From a70cc367bc02f85348896f63065165171907c016 Mon Sep 17 00:00:00 2001
From: Tim Shen <timshen@google.com>
Date: Fri, 2 Oct 2020 13:35:19 -0700
Subject: [PATCH] [MLIR] Add a switch for enabling layouts in MLIR -> XLA HLO

Previously MLIR may carry an optional attribute "minor_to_major", to indicate a
layout. With layouts, the lack of such attribute means descending layout. However,
XLA builders don't put descending layouts by default. Sometimes the shape
inferencer forwards layouts from the input. Those layouts are not meant to be forwarded.

Add a switch to explicitly assign layouts to all ops.

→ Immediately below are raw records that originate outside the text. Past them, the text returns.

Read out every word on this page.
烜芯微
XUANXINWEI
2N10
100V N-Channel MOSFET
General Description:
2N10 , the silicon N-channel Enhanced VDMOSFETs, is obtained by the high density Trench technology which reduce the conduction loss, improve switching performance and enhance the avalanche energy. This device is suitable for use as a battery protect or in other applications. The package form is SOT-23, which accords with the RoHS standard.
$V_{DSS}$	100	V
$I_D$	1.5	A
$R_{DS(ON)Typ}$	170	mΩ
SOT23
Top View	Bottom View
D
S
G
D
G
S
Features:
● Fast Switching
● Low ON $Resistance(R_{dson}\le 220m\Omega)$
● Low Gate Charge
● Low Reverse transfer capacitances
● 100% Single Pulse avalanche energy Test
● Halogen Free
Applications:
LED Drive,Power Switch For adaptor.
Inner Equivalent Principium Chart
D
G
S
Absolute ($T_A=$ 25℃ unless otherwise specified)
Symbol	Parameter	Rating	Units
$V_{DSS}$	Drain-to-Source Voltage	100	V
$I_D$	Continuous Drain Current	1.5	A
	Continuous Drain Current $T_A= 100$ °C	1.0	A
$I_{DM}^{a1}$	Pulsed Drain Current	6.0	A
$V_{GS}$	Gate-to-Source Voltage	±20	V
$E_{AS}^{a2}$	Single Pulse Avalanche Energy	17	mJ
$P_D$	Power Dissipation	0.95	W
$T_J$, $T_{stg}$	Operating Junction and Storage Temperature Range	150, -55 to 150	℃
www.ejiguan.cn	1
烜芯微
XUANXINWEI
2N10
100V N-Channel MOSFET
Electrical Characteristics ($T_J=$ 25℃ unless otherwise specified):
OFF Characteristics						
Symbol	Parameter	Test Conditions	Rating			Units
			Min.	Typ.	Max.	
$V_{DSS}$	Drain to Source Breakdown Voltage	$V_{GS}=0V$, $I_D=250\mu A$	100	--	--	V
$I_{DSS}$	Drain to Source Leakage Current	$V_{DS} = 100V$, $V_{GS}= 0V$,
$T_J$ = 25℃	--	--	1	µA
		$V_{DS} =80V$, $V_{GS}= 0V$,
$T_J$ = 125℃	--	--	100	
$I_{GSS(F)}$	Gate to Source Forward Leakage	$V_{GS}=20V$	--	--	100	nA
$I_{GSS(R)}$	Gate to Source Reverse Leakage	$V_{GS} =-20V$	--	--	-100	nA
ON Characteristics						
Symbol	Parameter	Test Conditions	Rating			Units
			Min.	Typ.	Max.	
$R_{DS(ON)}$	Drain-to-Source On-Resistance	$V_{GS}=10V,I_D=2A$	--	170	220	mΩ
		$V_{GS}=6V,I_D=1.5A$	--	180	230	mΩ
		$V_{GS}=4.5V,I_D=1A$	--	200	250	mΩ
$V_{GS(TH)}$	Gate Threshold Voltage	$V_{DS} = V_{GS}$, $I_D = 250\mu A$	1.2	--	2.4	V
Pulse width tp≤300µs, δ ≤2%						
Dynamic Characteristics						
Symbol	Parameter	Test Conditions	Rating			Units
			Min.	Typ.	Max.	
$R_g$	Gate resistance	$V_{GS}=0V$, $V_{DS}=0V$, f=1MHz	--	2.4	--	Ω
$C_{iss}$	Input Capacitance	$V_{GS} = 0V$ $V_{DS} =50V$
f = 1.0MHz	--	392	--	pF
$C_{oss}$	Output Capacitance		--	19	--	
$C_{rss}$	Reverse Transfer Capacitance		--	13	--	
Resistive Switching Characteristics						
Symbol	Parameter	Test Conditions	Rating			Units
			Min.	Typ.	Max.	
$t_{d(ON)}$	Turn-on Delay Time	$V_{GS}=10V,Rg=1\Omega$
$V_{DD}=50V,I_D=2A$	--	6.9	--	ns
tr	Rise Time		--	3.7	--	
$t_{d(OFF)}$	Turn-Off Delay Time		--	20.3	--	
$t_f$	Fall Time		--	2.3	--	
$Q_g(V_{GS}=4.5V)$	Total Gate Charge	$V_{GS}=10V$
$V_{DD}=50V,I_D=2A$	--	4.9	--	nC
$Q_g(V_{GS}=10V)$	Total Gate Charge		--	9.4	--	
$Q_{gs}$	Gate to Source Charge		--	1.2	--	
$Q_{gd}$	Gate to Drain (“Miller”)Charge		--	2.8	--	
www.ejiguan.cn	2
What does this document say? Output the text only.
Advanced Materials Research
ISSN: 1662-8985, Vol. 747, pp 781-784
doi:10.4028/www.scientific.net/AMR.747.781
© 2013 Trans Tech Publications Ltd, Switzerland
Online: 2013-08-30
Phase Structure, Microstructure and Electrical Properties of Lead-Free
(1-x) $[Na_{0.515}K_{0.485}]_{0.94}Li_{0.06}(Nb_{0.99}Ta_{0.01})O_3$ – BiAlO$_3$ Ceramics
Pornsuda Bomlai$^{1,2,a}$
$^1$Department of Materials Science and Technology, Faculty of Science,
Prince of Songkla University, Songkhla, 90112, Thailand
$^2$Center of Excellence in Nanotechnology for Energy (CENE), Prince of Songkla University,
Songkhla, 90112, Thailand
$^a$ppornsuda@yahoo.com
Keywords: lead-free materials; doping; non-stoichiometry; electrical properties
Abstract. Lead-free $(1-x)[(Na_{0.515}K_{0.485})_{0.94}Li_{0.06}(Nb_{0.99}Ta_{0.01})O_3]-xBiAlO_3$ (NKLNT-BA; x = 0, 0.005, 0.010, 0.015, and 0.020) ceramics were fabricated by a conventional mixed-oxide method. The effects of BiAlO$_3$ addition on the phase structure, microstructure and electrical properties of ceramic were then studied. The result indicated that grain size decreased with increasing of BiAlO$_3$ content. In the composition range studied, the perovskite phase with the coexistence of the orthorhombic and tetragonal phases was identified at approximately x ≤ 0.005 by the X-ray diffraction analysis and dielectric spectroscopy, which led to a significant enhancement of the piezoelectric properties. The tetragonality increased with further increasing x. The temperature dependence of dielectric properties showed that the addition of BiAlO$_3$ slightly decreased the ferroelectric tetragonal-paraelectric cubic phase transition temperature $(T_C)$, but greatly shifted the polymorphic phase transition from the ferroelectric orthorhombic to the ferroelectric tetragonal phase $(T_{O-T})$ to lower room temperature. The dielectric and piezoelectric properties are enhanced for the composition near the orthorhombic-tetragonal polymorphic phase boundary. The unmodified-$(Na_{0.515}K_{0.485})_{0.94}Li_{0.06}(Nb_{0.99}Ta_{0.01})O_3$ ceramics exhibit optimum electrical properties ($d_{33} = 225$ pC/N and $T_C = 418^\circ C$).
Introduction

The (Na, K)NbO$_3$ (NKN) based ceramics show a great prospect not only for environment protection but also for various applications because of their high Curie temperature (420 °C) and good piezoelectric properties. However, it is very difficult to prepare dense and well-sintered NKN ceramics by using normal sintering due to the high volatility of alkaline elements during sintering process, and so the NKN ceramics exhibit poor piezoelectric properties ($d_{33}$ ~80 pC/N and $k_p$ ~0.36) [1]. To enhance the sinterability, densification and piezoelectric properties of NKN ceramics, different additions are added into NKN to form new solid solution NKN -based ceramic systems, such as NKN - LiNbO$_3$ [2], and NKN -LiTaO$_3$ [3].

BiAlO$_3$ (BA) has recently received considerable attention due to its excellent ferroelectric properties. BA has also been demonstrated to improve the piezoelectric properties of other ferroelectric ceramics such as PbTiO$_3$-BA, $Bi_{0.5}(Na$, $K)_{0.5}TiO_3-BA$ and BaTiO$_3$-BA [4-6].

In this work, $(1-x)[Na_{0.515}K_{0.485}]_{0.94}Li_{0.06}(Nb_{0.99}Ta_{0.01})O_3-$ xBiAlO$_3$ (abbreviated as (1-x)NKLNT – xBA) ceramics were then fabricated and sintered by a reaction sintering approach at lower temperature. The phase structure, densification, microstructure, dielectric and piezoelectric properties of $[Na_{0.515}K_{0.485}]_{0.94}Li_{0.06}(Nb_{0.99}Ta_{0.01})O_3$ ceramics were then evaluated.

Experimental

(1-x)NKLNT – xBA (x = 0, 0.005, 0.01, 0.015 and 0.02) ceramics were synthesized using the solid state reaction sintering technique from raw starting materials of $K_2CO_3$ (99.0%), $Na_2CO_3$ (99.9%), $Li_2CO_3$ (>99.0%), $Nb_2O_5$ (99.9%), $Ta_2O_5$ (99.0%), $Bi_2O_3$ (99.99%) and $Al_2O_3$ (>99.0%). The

Also fixed a bug that literal's layout is not correctly set.

PiperOrigin-RevId: 335091078
Change-Id: I4649afc78e401806dadc6165ba819d1282a18147
---
 .../mlir/xla/hlo_function_importer.cc         |  9 +--
 .../compiler/mlir/xla/mlir_hlo_to_hlo.cc      | 81 +++++++++++--------
 .../compiler/mlir/xla/mlir_hlo_to_hlo.h       | 20 ++++-
 .../tests/translate/layouts_and_names.mlir    |  4 +
 .../compiler/mlir/xla/xla_mlir_translate.cc   |  5 +-
 5 files changed, 76 insertions(+), 43 deletions(-)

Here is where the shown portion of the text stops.